Silva began using the VERIGENE System in 2014; she has since adopted its bloodstream, respiratory, and gastrointestinal infection tests. The rapid, flexible molecular diagnostics platform is a particularly good fit at St. Mary’s, a 346-bed hospital serving a large and diverse rural community between Salt Lake City and Denver. “We cover everything from the routine cases to the sickest of the sick,” Silva says, noting that every instrument in the clinical lab has to be able to run many different tests to earn its keep.

When three patients turned up in a single day with Shiga toxin-positive results — a finding detected with the VERIGENE® Enteric Pathogens Test (EP) — Silva’s team immediately notified the county health department and prompted an investigation. “The fair wasn’t even over before we knew it was the source of these infections,” she says. “That’s definitely the first time we’ve seen this kind of rapid response.” County health officials were able to broadcast a warning for people with relevant symptoms, allowing medical professionals to treat other patients more quickly and effectively.

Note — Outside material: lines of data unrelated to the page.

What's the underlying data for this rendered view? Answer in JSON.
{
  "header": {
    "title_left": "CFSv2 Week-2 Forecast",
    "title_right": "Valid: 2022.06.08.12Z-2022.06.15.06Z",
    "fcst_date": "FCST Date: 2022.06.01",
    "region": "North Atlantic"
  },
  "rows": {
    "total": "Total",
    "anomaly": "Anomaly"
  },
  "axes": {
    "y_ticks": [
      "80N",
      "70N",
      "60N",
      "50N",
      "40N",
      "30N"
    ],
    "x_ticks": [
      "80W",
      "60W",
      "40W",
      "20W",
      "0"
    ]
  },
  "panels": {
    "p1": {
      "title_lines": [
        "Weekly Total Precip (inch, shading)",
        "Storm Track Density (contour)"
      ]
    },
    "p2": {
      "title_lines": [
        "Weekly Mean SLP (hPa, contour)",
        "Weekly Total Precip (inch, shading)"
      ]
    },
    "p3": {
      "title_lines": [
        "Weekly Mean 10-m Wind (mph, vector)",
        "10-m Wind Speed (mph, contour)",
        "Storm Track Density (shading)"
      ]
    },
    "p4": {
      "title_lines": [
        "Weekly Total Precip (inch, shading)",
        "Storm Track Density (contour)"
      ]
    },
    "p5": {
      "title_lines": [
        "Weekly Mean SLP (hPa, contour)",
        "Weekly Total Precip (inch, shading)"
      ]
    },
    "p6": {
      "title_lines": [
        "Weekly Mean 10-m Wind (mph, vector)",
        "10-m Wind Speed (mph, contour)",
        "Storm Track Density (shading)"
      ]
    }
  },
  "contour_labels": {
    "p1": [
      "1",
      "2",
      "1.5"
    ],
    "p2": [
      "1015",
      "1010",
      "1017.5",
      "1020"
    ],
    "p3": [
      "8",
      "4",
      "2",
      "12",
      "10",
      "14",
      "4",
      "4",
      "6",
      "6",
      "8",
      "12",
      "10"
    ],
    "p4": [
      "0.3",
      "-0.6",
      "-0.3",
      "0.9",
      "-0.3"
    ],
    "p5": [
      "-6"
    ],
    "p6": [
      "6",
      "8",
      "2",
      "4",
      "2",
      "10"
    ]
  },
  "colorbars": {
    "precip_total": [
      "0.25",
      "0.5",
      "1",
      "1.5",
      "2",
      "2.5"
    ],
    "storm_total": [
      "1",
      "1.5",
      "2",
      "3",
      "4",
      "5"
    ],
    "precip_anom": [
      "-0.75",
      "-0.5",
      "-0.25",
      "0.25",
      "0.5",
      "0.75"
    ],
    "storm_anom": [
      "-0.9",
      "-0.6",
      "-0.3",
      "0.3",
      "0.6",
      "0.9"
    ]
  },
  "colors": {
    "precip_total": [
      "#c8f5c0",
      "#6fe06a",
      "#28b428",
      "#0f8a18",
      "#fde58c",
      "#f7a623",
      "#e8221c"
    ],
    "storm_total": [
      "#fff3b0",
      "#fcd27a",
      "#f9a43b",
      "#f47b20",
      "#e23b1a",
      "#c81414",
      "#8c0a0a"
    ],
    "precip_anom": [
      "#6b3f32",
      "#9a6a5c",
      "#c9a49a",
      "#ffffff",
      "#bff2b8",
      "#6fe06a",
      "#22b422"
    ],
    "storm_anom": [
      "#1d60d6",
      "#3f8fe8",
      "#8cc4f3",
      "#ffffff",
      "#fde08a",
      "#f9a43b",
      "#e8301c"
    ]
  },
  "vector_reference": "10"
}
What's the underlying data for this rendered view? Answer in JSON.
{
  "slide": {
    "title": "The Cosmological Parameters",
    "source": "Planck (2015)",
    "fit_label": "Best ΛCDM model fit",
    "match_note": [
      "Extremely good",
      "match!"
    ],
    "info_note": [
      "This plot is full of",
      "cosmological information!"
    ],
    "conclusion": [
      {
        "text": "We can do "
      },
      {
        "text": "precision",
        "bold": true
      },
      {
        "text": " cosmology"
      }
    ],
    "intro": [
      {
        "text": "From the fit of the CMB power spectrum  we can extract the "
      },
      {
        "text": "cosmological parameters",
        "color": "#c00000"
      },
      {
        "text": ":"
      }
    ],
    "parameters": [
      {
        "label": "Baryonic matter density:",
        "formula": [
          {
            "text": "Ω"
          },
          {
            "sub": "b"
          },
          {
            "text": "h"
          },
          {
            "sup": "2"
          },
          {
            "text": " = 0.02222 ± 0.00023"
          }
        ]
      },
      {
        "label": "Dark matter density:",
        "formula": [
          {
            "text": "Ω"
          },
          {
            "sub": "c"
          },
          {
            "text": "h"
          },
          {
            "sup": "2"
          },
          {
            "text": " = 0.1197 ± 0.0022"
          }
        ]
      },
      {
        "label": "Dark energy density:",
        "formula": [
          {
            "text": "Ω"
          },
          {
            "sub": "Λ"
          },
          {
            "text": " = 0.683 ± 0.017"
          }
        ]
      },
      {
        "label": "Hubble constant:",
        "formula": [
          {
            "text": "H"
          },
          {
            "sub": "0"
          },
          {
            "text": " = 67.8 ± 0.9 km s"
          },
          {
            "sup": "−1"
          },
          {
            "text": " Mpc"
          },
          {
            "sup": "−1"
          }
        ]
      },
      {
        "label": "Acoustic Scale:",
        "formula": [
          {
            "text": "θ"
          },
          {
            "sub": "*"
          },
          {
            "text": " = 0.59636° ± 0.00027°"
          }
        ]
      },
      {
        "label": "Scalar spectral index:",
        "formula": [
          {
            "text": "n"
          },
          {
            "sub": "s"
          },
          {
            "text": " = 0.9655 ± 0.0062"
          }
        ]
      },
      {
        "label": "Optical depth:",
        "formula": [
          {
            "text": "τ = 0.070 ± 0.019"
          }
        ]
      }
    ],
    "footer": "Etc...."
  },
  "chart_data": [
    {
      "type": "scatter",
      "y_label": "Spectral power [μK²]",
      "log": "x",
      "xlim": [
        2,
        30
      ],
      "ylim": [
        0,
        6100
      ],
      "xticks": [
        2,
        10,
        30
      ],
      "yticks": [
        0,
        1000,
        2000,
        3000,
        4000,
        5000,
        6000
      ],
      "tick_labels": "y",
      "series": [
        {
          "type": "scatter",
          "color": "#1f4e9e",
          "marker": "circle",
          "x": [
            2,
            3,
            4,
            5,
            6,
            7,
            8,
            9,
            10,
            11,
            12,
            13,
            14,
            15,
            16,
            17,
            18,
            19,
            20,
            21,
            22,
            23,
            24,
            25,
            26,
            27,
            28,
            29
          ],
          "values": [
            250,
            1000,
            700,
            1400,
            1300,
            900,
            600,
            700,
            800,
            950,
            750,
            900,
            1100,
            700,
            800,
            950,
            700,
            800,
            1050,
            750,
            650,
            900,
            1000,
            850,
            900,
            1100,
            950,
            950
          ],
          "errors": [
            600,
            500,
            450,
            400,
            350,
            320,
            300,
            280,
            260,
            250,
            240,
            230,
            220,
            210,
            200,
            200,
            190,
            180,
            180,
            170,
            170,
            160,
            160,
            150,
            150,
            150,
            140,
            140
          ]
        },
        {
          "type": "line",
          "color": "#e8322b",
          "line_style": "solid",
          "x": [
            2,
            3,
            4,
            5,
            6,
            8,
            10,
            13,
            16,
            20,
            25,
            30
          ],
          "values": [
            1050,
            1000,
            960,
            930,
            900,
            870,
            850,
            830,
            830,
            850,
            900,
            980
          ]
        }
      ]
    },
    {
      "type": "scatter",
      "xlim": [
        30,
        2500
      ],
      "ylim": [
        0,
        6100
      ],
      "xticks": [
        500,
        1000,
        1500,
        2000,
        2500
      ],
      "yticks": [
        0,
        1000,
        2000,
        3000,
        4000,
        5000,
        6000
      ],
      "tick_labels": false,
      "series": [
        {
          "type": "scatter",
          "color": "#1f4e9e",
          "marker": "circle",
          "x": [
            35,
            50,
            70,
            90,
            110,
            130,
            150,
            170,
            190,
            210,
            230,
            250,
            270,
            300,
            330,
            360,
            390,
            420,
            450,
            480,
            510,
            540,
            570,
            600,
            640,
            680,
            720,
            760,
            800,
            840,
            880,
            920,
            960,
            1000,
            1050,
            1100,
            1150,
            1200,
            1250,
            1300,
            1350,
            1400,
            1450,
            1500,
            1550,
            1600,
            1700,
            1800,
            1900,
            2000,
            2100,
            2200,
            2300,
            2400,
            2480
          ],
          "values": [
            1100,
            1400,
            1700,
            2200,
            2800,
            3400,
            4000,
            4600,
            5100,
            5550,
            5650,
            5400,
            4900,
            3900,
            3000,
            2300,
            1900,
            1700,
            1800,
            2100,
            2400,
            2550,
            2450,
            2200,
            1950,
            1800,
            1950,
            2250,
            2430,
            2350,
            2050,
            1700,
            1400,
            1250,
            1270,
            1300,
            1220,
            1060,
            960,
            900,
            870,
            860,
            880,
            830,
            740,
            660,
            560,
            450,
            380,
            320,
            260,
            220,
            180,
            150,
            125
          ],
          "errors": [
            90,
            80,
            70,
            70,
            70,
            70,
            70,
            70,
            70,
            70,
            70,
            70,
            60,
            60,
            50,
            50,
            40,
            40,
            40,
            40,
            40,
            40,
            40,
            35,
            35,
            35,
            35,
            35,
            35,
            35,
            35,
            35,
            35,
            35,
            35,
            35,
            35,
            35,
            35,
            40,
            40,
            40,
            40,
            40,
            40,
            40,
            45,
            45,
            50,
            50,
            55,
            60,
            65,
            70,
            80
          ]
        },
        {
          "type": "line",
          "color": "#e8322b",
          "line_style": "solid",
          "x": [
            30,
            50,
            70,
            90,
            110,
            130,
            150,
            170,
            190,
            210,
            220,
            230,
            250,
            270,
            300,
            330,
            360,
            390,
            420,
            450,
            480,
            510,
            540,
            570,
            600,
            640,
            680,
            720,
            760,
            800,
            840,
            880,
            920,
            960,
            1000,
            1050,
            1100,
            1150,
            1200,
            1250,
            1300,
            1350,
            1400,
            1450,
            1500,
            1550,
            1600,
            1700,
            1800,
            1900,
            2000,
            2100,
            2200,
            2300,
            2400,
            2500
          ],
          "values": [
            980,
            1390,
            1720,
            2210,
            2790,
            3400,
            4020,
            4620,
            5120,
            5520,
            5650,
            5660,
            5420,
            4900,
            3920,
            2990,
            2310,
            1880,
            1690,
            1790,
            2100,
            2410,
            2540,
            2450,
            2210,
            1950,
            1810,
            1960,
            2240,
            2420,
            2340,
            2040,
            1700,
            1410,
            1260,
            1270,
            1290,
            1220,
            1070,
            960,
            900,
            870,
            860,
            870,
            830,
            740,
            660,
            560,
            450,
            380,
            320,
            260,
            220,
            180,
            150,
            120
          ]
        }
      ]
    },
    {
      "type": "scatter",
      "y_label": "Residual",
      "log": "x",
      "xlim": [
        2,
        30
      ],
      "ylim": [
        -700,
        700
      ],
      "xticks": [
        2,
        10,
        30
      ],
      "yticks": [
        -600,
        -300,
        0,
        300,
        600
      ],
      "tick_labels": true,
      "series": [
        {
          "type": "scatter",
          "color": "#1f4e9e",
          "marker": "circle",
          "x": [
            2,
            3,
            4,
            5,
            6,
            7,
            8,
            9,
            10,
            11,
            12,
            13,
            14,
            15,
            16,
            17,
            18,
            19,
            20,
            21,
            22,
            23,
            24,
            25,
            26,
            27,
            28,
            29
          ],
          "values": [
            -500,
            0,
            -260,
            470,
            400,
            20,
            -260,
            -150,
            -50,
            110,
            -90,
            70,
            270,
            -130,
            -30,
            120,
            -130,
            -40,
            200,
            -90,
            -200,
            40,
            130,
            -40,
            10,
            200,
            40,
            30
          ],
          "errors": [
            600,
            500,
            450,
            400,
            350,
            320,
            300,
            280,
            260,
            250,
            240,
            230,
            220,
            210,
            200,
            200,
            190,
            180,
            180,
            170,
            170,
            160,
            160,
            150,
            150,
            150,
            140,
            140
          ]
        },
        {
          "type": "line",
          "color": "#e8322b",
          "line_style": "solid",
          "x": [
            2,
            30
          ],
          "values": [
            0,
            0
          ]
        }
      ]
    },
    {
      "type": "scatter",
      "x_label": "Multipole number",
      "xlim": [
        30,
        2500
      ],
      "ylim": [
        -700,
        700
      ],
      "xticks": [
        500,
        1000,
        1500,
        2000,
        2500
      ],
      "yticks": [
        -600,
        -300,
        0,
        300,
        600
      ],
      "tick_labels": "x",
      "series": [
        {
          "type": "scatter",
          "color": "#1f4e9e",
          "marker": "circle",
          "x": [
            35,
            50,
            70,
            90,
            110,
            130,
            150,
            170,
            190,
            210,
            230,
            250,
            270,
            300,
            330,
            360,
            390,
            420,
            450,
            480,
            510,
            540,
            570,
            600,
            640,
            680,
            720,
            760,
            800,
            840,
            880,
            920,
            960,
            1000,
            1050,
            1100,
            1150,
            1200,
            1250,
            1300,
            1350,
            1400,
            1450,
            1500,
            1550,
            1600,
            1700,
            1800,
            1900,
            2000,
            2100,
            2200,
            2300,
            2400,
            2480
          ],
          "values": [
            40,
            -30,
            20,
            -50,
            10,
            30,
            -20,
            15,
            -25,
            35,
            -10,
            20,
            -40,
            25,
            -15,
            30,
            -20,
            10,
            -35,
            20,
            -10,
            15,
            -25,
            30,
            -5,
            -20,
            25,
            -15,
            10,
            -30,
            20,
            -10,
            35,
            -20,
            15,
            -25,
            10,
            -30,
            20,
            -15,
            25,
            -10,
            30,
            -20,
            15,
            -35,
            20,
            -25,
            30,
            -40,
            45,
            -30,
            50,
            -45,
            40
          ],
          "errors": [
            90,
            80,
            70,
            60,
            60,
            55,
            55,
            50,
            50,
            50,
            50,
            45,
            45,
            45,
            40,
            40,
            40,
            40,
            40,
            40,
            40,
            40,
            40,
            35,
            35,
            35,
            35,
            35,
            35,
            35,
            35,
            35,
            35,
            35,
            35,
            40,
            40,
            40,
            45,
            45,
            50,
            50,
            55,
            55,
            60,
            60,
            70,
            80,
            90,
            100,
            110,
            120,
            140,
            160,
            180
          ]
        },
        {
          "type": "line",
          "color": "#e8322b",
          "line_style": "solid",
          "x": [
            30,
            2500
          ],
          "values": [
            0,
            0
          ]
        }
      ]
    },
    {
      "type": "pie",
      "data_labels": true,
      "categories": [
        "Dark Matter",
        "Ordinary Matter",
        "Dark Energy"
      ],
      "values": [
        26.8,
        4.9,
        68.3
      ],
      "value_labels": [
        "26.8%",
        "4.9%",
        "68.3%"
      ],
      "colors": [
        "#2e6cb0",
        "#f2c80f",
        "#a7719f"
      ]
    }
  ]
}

Prior to the VERIGENE System, Silva says, conventional testing methods would have taken as long as two weeks to generate results about those first three patients. County or state health officials would have been called in long after the fair was over, making epidemiological studies that much more challenging. And during that time of uncertainty, affected patients and their healthcare teams would have been in the dark. “The rapid response time is so invaluable,” Silva says. With the VERIGENE EP Test, her team can turn results around in as little as three hours.

According to Silva, the VERIGENE System has enabled her team to generate better results for the hospital’s patient population. “Prior to using molecular panels, we had about a 2 percent positivity rate on all of our stool cultures. We are now around 12 percent positivity,” she says. “I honestly feel like we are doing a much better job. I can prove by my statistics that we are definitely recovering more than we ever had before, and at a pretty significant rate.”